# k-Means

**Scenario (Property Ops)**: Cluster incoming documents to auto-route (leases, invoices, inspection reports, maintenance tickets). Start with k-means++ and choose k using inertia and silhouette. Then profile clusters against business features (pages, OCR, tables).

In [None]:
import pandas as pd, numpy as np, matplotlib.pyplot as plt, warnings
from sklearn.cluster import KMeans
from sklearn.metrics import silhouette_score

!wget -q https://raw.githubusercontent.com/Jihun-ust/ust-mail-557/main/Unsupervised/unsup_utils.py.py
import unsup_utils as utils
csv_path = "https://raw.githubusercontent.com/Jihun-ust/ust-mail-557/main/Unsupervised/unsup.csv"
warnings.filterwarnings("ignore")

df = pd.read_csv(csv_path)
X, cols, sc = utils.feature_matrix(df, use_emb=True)

# Try different k and collect scores
inertias, sils, ks = [], [], list(range(2,9))
for k in ks:
    km = KMeans(n_clusters=k, init="k-means++", n_init=10, random_state=42)
    labels = km.fit_predict(X)
    inertias.append(km.inertia_)
    sils.append(silhouette_score(X, labels))

plt.figure(figsize=(8,3.8)); plt.plot(ks, inertias, marker="o"); plt.title("Elbow (Inertia)"); plt.xlabel("k"); plt.ylabel("inertia"); plt.tight_layout(); plt.show()
plt.figure(figsize=(8,3.8)); plt.plot(ks, sils, marker="o"); plt.title("Silhouette"); plt.xlabel("k"); plt.ylabel("score"); plt.tight_layout(); plt.show()

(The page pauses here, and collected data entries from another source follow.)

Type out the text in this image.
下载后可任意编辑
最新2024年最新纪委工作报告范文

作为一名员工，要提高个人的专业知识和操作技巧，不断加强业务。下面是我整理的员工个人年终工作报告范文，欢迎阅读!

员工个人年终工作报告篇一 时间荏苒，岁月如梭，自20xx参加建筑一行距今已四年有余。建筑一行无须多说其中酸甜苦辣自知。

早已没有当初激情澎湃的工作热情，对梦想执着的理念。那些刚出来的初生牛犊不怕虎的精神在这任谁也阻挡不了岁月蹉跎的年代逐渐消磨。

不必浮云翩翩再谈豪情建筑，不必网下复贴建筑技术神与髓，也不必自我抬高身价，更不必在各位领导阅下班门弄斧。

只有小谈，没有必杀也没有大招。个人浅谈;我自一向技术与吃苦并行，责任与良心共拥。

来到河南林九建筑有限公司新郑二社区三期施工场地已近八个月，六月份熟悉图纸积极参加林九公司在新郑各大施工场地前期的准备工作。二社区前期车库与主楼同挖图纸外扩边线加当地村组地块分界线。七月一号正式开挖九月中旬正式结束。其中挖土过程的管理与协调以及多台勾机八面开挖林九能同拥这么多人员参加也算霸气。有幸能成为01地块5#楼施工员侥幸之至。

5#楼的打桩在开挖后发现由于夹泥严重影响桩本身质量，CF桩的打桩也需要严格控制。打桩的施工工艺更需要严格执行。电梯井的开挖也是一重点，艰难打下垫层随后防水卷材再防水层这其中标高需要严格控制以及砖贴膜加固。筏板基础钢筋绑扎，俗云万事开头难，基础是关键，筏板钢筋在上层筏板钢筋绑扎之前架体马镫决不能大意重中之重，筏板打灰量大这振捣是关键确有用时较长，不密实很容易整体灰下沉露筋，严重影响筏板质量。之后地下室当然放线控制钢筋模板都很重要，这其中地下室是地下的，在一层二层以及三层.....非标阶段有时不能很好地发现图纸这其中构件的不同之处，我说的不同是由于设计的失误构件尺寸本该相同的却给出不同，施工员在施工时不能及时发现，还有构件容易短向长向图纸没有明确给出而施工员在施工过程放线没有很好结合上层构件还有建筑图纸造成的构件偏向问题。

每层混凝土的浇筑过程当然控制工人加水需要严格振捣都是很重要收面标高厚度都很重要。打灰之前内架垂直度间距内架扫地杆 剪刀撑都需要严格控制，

best_k = ks[int(np.argmax(sils))]
print("Chosen k by silhouette:", best_k)

# Fit final
km = KMeans(n_clusters=best_k, init="k-means++", n_init=20, random_state=42)
df["cluster_km"] = km.fit_predict(X)

# PCA for visualization
X2, p = utils.pca_2d(X)
utils.plot_xy(X2, title="PCA (colored by k-means clusters)", labels=df["cluster_km"].values)

# Cluster profiling
prof = df.groupby("cluster_km")[["page_count","ocr_conf","image_pct","table_density","token_count_k","amount_usd","signatures","layout_complexity"]].mean().round(2)
prof.head()

### Compare to known doc types (for quick review)
Cross-tab clusters with the known `doc_type` to see if clusters align with business categories.

In [None]:
pd.crosstab(df["cluster_km"], df["doc_type"])